Surveillance Options
No known cancer gene
In some families, gene testing will have been possible but will not have resulted in the discovery of a faulty gene. In other families, genetic testing may not have been possible. In both cases, the Genetics Department advises on the frequency of screening.
HNPCC
Colonoscopies every two years from the age of 25yrs. With surveillance there is a mortality reduction of 65%.
FAP
Lower GI screening from the age of 10yrs and upper GI screening from the age of 30yrs. Following prophylactic colectomy, annual sigmoidoscopies are carried out on the residual rectal area.
Genetic testing
Currently genetic testing is only available for the small number of individuals who may carry the HNPCC gene, the FAP gene or one of the rarer colorectal cancer syndromes, such as Peutz-Jeghers or MYH associated polyposis.

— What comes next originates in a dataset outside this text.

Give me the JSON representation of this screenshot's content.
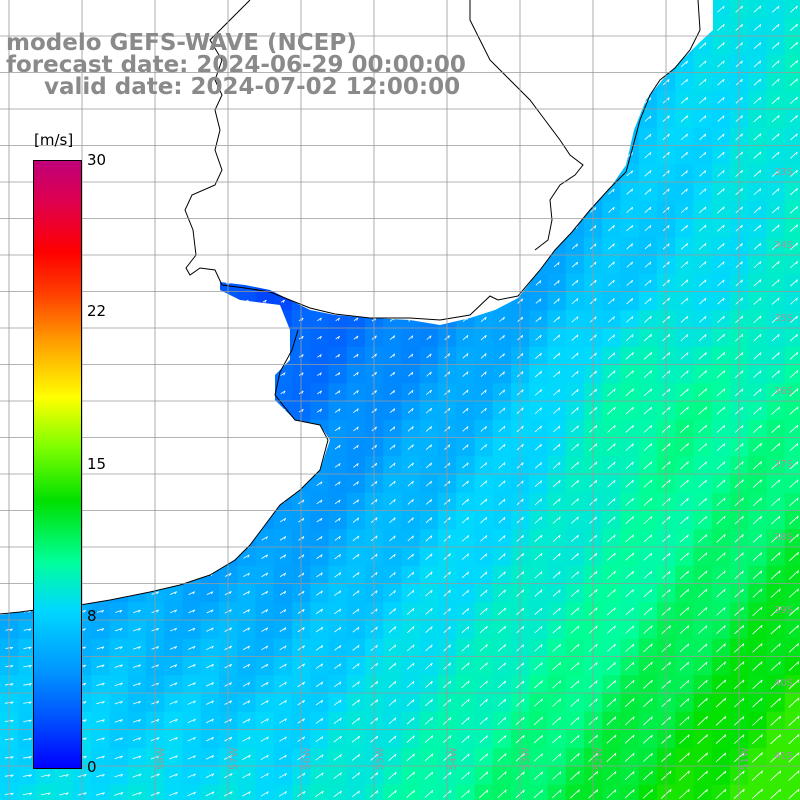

In order to test for one of these faulty genes, a relative affected by the condition needs to be available to provide blood for testing.

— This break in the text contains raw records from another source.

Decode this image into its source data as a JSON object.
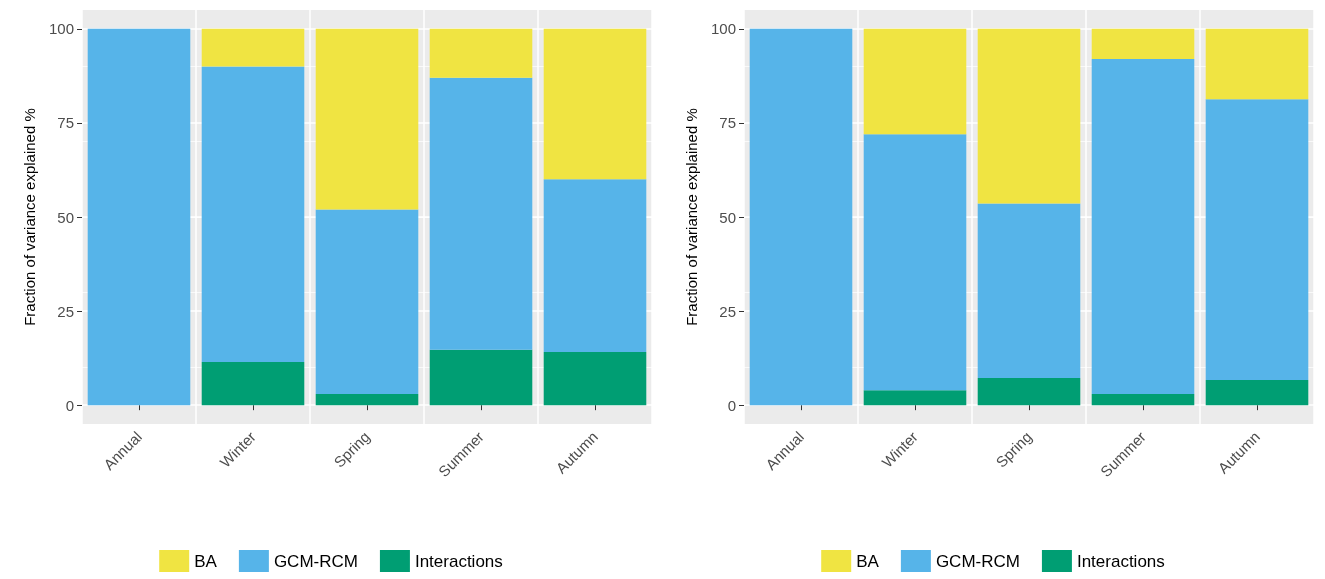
{
  "chart_data": [
    {
      "type": "bar",
      "stacked": true,
      "categories": [
        "Annual",
        "Winter",
        "Spring",
        "Summer",
        "Autumn"
      ],
      "ylabel": "Fraction of variance explained %",
      "ylim": [
        -5,
        105
      ],
      "yticks": [
        0,
        25,
        50,
        75,
        100
      ],
      "grid": true,
      "legend": "bottom",
      "series": [
        {
          "name": "Interactions",
          "color": "#009e73",
          "values": [
            0,
            11.5,
            3,
            14.7,
            14.1
          ]
        },
        {
          "name": "GCM-RCM",
          "color": "#56b4e9",
          "values": [
            100,
            78.5,
            49,
            72.3,
            45.9
          ]
        },
        {
          "name": "BA",
          "color": "#f0e442",
          "values": [
            0,
            10,
            48,
            13,
            40
          ]
        }
      ]
    },
    {
      "type": "bar",
      "stacked": true,
      "categories": [
        "Annual",
        "Winter",
        "Spring",
        "Summer",
        "Autumn"
      ],
      "ylabel": "Fraction of variance explained %",
      "ylim": [
        -5,
        105
      ],
      "yticks": [
        0,
        25,
        50,
        75,
        100
      ],
      "grid": true,
      "legend": "bottom",
      "series": [
        {
          "name": "Interactions",
          "color": "#009e73",
          "values": [
            0,
            4,
            7.2,
            3,
            6.7
          ]
        },
        {
          "name": "GCM-RCM",
          "color": "#56b4e9",
          "values": [
            100,
            68,
            46.4,
            89,
            74.6
          ]
        },
        {
          "name": "BA",
          "color": "#f0e442",
          "values": [
            0,
            28,
            46.4,
            8,
            18.7
          ]
        }
      ]
    }
  ]
}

- If a faulty gene is identified in the relative, the test can be offered to other members of the family.
- If the same faulty gene mutation is found in the unaffected relative, they are at high risk of developing bowel cancer, or a related cancer.

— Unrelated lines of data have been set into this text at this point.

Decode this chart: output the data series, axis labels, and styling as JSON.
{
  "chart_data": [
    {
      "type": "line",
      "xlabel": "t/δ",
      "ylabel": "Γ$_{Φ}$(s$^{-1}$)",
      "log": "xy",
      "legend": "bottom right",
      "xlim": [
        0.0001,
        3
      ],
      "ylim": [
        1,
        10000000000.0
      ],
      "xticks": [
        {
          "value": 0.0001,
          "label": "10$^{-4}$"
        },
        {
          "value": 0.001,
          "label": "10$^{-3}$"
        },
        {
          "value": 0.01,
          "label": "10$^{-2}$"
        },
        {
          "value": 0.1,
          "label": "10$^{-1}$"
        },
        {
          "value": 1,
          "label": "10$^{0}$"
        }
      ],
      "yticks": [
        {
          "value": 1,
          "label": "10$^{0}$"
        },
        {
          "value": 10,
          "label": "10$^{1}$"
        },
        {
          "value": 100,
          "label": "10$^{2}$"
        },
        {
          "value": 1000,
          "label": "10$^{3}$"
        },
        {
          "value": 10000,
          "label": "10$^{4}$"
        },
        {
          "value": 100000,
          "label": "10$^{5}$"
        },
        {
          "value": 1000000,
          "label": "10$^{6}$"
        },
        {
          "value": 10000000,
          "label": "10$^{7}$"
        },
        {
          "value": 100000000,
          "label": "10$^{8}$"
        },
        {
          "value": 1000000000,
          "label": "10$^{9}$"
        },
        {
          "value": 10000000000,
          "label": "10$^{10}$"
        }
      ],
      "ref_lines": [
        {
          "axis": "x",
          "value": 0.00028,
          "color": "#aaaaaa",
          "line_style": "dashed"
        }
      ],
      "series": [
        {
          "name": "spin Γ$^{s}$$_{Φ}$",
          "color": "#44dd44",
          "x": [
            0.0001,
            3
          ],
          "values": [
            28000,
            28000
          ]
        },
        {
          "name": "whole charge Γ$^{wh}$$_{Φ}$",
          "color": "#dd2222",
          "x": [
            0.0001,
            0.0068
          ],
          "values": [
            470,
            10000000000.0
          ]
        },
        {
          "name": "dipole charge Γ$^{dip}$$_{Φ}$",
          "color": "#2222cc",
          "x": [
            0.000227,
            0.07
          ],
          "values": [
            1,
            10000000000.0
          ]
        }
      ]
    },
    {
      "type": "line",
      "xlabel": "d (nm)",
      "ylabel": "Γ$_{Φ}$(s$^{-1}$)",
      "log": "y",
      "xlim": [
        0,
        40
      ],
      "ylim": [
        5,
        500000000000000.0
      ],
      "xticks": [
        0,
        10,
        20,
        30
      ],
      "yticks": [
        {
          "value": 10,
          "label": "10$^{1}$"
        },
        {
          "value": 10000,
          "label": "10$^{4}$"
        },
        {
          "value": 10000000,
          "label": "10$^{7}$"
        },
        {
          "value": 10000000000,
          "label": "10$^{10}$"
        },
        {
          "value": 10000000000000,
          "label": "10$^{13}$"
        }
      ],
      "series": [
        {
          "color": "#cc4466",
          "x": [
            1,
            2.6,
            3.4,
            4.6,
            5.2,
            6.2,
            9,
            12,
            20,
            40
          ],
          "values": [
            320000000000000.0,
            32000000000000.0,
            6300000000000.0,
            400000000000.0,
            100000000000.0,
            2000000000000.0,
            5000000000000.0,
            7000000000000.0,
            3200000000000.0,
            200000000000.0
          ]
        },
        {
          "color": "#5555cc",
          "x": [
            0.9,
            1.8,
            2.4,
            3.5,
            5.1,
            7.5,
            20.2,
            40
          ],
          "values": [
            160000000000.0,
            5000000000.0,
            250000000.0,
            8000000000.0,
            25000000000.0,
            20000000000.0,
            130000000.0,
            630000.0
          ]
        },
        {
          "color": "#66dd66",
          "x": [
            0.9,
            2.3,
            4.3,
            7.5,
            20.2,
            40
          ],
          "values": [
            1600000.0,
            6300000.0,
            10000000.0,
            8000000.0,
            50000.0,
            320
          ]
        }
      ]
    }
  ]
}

- If the same faulty mutation is not identified in the unaffected relative, then their risk, and risk to offspring, will be that of the population.
- If no faulty gene is identified in the relative with bowel cancer, no further genetic testing can be done.
If Lynch syndrome is the suspected diagnosis, it may be possible to undertake some preliminary analysis on archival tumour tissue.
Risk reducing surgery
This is usually by way of colectomy in selected patients.